2863 SAYILI KÜLTÜR VE TABİAT VARLIKLARINI KORUMA KANUNU

Kanunun 65. Maddesinde; İmar Kirliliğine Neden Olma suçunu oluşturan ”ruhsatsız bina ve esaslı tadilat yapma eylemi” için 1.fıkrada 2 yıl ila 5 yıl arasında ceza verilmesi düzenlenmiştir. Aynı eylem ile hem TCK 184 hem de 2863 Sayılı Kanunun 65/1 maddesinin ihlal edilmesi durumunda fikri içtima hükümleri uygulanarak daha ağır cezayı gerektiren özel nitelikteki 2863 Sayılı Kanunun 65/1 maddesi uygulanır. Ancak 2863 Sayılı Kanunun 65/4 fıkrasında TCK 184 anlamında suç oluşturmayan ”basit tadilatlarında” cezalandırılmasına hükmedilmiştir. Koruma alanlarında gerçekleşen bina ve esaslı tadilat niteliğinde olmayan ”ruhsat gerektirmeyen basit tadilat” niteliğindeki imalatlar özel kanun hükümlerine göre cezalandırılacaktır.
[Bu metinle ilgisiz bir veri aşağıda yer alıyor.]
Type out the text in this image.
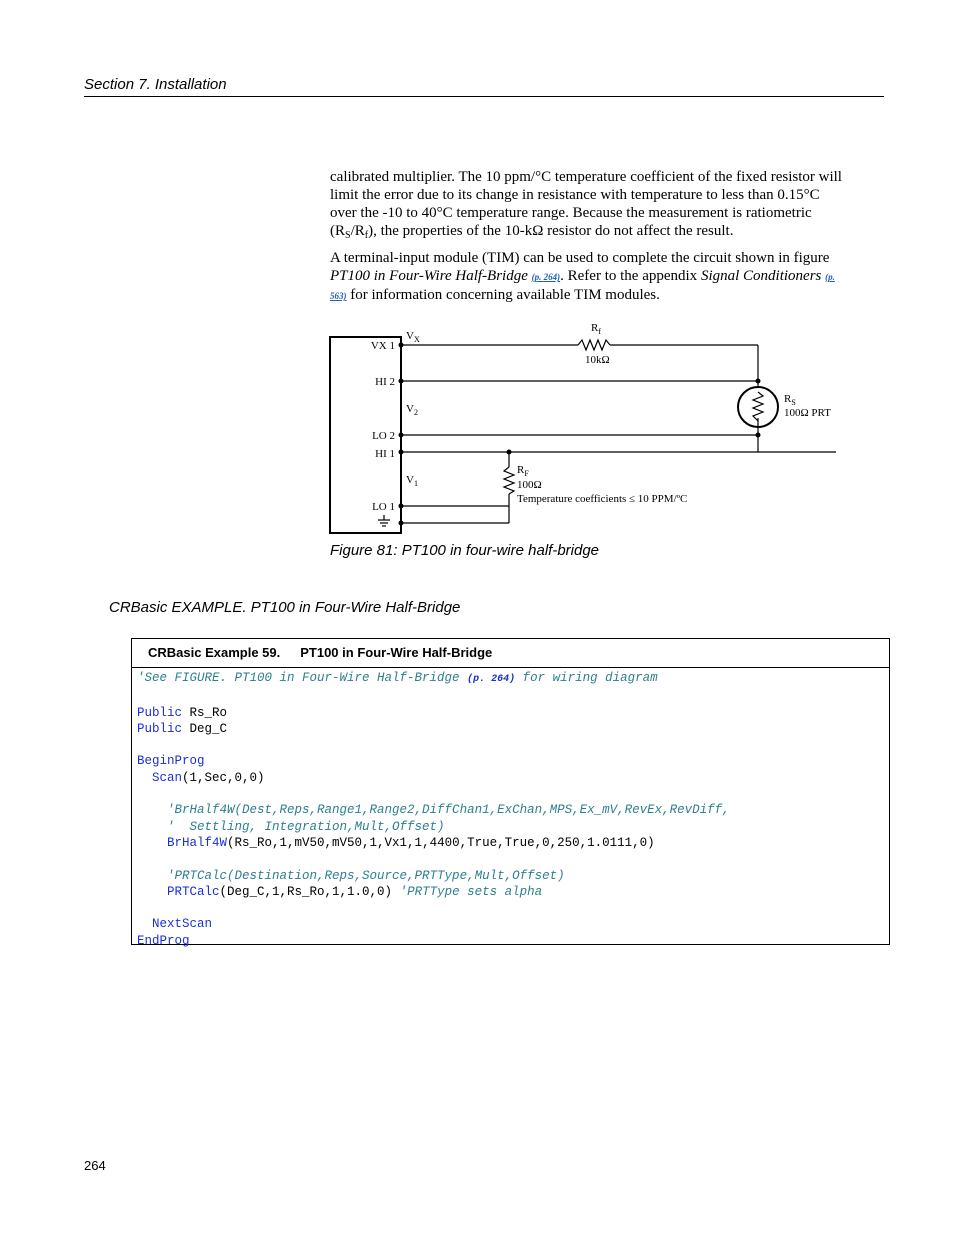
Section 7. Installation

calibrated multiplier. The 10 ppm/°C temperature coefficient of the fixed resistor will limit the error due to its change in resistance with temperature to less than 0.15°C over the -10 to 40°C temperature range. Because the measurement is ratiometric $(R_S/R_f)$, the properties of the 10-kΩ resistor do not affect the result.

A terminal-input module (TIM) can be used to complete the circuit shown in figure PT100 in Four-Wire Half-Bridge (p. 264). Refer to the appendix Signal Conditioners (p. 563) for information concerning available TIM modules.

VX 1
HI 2
LO 2
HI 1
LO 1
$V_X$
$V_2$
$V_1$
$R_f$
10kΩ
$R_S$
100Ω PRT
$R_F$
100Ω
Temperature coefficients ≤ 10 PPM/ºC
Figure 81: PT100 in four-wire half-bridge
CRBasic EXAMPLE. PT100 in Four-Wire Half-Bridge
CRBasic Example 59. PT100 in Four-Wire Half-Bridge
'See FIGURE. PT100 in Four-Wire Half-Bridge (p. 264) for wiring diagram

Public Rs_Ro
Public Deg_C

BeginProg
Scan(1,Sec,0,0)

'BrHalf4W(Dest,Reps,Range1,Range2,DiffChan1,ExChan,MPS,Ex_mV,RevEx,RevDiff,
'  Settling, Integration,Mult,Offset)
BrHalf4W(Rs_Ro,1,mV50,mV50,1,Vx1,1,4400,True,True,0,250,1.0111,0)

'PRTCalc(Destination,Reps,Source,PRTType,Mult,Offset)
PRTCalc(Deg_C,1,Rs_Ro,1,1.0,0) 'PRTType sets alpha

NextScan
EndProg
264
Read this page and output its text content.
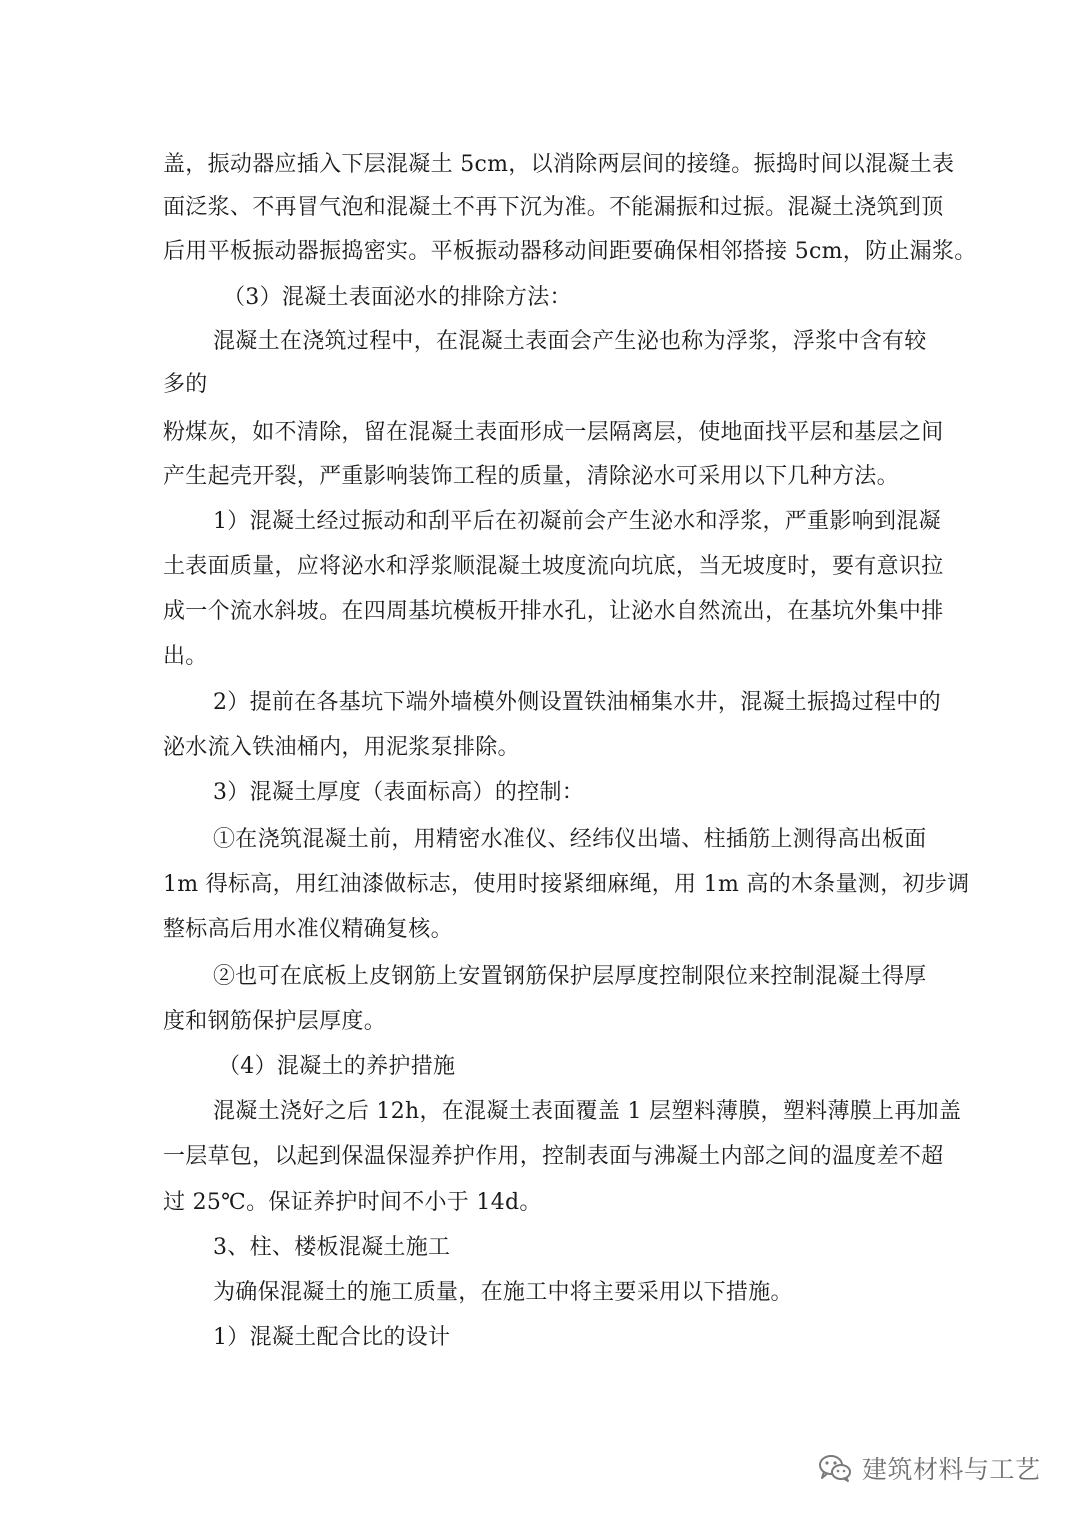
盖，振动器应插入下层混凝土 5cm，以消除两层间的接缝。振捣时间以混凝土表
面泛浆、不再冒气泡和混凝土不再下沉为准。不能漏振和过振。混凝土浇筑到顶
后用平板振动器振捣密实。平板振动器移动间距要确保相邻搭接 5cm，防止漏浆。
（3）混凝土表面泌水的排除方法：
混凝土在浇筑过程中，在混凝土表面会产生泌也称为浮浆，浮浆中含有较
多的
粉煤灰，如不清除，留在混凝土表面形成一层隔离层，使地面找平层和基层之间
产生起壳开裂，严重影响装饰工程的质量，清除泌水可采用以下几种方法。
1）混凝土经过振动和刮平后在初凝前会产生泌水和浮浆，严重影响到混凝
土表面质量，应将泌水和浮浆顺混凝土坡度流向坑底，当无坡度时，要有意识拉
成一个流水斜坡。在四周基坑模板开排水孔，让泌水自然流出，在基坑外集中排
出。
2）提前在各基坑下端外墙模外侧设置铁油桶集水井，混凝土振捣过程中的
泌水流入铁油桶内，用泥浆泵排除。
3）混凝土厚度（表面标高）的控制：
①在浇筑混凝土前，用精密水准仪、经纬仪出墙、柱插筋上测得高出板面
1m 得标高，用红油漆做标志，使用时接紧细麻绳，用 1m 高的木条量测，初步调
整标高后用水准仪精确复核。
②也可在底板上皮钢筋上安置钢筋保护层厚度控制限位来控制混凝土得厚
度和钢筋保护层厚度。
（4）混凝土的养护措施
混凝土浇好之后 12h，在混凝土表面覆盖 1 层塑料薄膜，塑料薄膜上再加盖
一层草包，以起到保温保湿养护作用，控制表面与沸凝土内部之间的温度差不超
过 25℃。保证养护时间不小于 14d。
3、柱、楼板混凝土施工
为确保混凝土的施工质量，在施工中将主要采用以下措施。
1）混凝土配合比的设计
建筑材料与工艺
Koruma alanlarındaki inşai ve fiziki müdahalelerin suç oluşturmaması için, Koruma Bölge Kurullarından izin alınması gerekir.

3621 SAYILI KIYI KANUNU

3621 Sayılı Kıyı Kanununun 15. Maddesinde kıyılarda imara aykırılık düzenlenmiştir. Maddede TCK 184’e atıf yapılmış ve İmar Kirliliğine Neden Olma Suçunu oluşturan şartların Kıyı Kanunu kapsamındaki yerlerde gerçekleşmesi halinde cezanın 2 kat olarak uygulanması gerektiği belirtilmiştir. Aynı maddede kıyılardaki kaçak yapılar için belirlenecek imar para cezalarının da bir kat artırılarak uygulanmasına hükmedilmiştir.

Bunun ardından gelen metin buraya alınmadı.